La nébuleuse de l’insomnie est une grande fresque familiale, son incipit est un tableau monochrome ombré de tristesse, nous présentant les personnages principaux, leur caractères particuliers, la grande maison vide de toute communication, ou pleine de communication impossible, remplie des valeurs du Portugal qui semblent disparaître en même temps que ses occupants disparaissent, s’effacent.
« D’où peut bien me venir cette impression que dans la maison, alors que rien n’a changé, tout ou presque a disparu ? »
La maison n’est autre que le Portugal qui veut donner l’impression que ses valeurs ont disparu alors que rien n’a changé. Il y a toujours dans l’imago national un patriarche violent – le grand-père -, un fils soumis incapable d’exprimer ses sentiments – le père -, des femmes objets – la mère -, ou castratrices – la grand-mère et la tante.
La famille est très importante, elle passe avant tout.
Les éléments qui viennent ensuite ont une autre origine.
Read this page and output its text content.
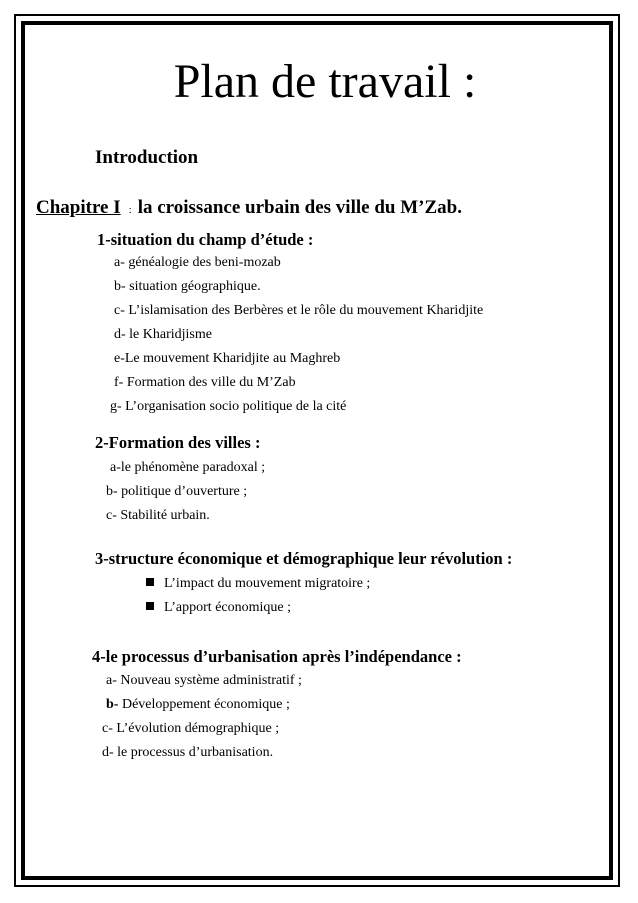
Plan de travail :
Introduction
Chapitre I : la croissance urbain des ville du M’Zab.
1-situation du champ d’étude :
a- généalogie des beni-mozab
b- situation géographique.
c- L’islamisation des Berbères et le rôle du mouvement Kharidjite
d- le Kharidjisme
e-Le mouvement Kharidjite au Maghreb
f- Formation des ville du M’Zab
g- L’organisation socio politique de la cité
2-Formation des villes :
a-le phénomène paradoxal ;
b- politique d’ouverture ;
c- Stabilité urbain.
3-structure économique et démographique leur révolution :
L’impact du mouvement migratoire ;
L’apport économique ;
4-le processus d’urbanisation après l’indépendance :
a- Nouveau système administratif ;
b- Développement économique ;
c- L’évolution démographique ;
d- le processus d’urbanisation.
Alors que faire quand le schéma familial est brisé, quand les liens de parenté s’entremêlent au point de ne plus savoir à qui appartient la paternité de tel enfant, quand l’idéal familial se fissure et surtout quand l’un des leurs est malade et leur renvoie cette hypocrisie ?
Exploration de l’inconscient autistique
Antonio Lobo Antunes a fait le choix de laisser s’exprimer cet enfant, autiste, pour mieux voir et sentir toute la force de cette vision, notamment les lumières, éclats de vérité qu’elle est capable de révéler. Et même s’il laisse s’exprimer d’autres personnages, le mode narratif est identique et amène le lecteur à penser que c’est toujours le personnage autiste qui s’exprime ou fait s’exprimer les autres personnages.
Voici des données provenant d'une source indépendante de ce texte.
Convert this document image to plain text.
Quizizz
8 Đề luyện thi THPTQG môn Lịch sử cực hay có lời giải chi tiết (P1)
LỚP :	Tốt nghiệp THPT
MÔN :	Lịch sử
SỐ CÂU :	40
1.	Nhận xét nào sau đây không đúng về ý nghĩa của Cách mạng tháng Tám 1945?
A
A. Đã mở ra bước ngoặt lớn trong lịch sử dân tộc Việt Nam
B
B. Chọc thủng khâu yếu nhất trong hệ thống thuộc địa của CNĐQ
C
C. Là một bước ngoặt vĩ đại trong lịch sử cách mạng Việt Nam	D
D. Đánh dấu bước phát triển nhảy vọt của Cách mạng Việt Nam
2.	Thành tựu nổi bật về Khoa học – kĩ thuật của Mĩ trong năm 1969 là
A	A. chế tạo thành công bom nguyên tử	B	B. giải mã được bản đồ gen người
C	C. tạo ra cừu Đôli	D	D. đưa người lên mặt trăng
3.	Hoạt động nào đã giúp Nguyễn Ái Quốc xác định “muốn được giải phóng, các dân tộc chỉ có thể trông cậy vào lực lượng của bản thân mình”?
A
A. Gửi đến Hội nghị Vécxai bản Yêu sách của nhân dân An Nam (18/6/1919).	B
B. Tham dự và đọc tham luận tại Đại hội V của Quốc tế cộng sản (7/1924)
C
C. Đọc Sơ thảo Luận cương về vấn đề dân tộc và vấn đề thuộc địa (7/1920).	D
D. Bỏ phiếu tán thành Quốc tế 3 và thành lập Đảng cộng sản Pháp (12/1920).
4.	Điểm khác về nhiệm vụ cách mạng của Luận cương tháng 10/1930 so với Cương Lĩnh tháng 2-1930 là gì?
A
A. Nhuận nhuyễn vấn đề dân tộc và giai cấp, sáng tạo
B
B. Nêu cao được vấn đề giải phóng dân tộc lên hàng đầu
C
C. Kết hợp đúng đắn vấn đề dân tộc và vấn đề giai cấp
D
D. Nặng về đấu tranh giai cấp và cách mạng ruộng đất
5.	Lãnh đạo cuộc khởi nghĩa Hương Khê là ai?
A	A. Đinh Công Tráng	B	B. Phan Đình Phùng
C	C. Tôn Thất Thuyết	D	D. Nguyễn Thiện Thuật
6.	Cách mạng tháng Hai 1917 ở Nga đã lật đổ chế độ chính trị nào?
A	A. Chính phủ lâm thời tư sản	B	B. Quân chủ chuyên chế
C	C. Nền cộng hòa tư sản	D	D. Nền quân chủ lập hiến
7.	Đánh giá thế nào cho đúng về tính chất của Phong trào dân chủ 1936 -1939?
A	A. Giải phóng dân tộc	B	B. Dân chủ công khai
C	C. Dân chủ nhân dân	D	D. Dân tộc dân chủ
Il y a tout d’abord l’écholalie qui dévoile cette impossible communication entre les personnages dominés par le patriarche. L’autiste ne peut s’exprimer que par écholalies, répétitions de mots ponctuels qui ne lui appartiennent pas, il est incapable dans sa relation à l’autre d’utiliser le je.
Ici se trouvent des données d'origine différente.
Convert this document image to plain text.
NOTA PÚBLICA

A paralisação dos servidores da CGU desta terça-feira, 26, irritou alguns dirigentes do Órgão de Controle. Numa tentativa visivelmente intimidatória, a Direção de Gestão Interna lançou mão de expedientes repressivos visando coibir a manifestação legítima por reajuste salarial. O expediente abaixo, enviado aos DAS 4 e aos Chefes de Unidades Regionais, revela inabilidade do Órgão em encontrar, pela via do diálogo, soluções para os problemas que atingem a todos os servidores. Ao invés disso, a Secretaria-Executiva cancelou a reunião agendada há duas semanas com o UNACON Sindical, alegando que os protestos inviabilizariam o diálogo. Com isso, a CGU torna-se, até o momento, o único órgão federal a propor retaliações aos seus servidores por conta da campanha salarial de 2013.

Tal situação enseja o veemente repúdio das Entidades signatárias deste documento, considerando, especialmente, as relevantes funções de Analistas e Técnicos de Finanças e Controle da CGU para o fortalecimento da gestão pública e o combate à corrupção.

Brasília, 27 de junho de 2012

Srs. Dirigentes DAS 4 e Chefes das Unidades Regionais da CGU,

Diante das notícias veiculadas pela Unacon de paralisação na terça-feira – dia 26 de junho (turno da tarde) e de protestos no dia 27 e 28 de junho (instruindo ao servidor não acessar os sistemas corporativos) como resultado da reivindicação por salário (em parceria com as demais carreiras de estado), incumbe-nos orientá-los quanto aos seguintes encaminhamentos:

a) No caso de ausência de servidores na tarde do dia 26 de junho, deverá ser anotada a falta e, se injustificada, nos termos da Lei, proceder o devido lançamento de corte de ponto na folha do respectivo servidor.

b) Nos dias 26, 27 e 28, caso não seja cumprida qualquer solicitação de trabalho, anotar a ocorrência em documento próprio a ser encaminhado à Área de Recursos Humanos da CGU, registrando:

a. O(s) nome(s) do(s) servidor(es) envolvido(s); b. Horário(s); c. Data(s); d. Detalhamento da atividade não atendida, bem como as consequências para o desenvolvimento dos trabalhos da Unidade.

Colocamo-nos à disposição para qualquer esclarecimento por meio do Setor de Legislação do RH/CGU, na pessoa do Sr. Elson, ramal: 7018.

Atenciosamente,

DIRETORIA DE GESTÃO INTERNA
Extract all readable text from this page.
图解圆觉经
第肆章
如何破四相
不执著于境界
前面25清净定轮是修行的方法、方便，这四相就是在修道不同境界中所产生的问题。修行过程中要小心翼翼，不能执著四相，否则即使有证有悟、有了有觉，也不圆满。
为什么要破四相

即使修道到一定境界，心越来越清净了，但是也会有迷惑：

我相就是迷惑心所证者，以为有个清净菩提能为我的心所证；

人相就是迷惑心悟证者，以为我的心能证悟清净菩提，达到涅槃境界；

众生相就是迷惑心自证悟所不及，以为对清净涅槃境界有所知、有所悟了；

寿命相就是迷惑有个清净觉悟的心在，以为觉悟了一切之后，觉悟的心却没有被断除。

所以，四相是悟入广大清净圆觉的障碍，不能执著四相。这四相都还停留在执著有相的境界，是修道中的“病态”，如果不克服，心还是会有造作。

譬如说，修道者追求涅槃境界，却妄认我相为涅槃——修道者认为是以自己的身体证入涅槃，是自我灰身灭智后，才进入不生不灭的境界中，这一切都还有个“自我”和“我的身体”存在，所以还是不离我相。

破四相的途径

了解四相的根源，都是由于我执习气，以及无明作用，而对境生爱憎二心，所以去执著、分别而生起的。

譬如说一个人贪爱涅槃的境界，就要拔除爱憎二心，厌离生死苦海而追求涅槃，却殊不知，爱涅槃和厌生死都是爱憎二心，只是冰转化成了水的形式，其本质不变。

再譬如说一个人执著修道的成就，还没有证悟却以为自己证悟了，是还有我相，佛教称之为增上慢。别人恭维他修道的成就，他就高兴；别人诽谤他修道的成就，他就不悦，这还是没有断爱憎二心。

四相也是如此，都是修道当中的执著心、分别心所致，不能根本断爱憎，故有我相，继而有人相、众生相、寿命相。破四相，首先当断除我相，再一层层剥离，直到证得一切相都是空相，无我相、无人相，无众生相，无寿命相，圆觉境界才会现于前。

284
Ensuite, chaque chapitre s’étend en une longue phrase, comme une litanie sans fin où les pensées s’entrechoquent sans nécessairement trouver une cohésion. Cela donne une impression de flottement et rend les frontières entre le fantasme et la réalité encore plus floues, donne un caractère encore plus fou à la réalité familiale. Au-delà du narrateur, c’est toute la famille qui a une relation autistique à son environnement.
Style Faulknérien
J’ai retrouvé avec beaucoup de plaisir un petit côté faulknérien dans le style de ce roman. On ne peut lire La nébuleuse de l’insomnie sans penser au roman de William Faulkner Le bruit et la fureur.
Il y a d’abord le personnage de cet enfant handicapé mental qui est narrateur de beaucoup de chapitres dans le roman de Faulkner. Puis les personnages qui se mélangent, certains portant le même nom, provoquant une déstructuration du modèle familial américain. L’absence de ponctuation est aussi un point commun entre ces deux œuvres. Enfin un mélange doux-amer de poésie et de brutalité, décrivant à la fois un univers intérieur onirique et une réalité extérieure dure.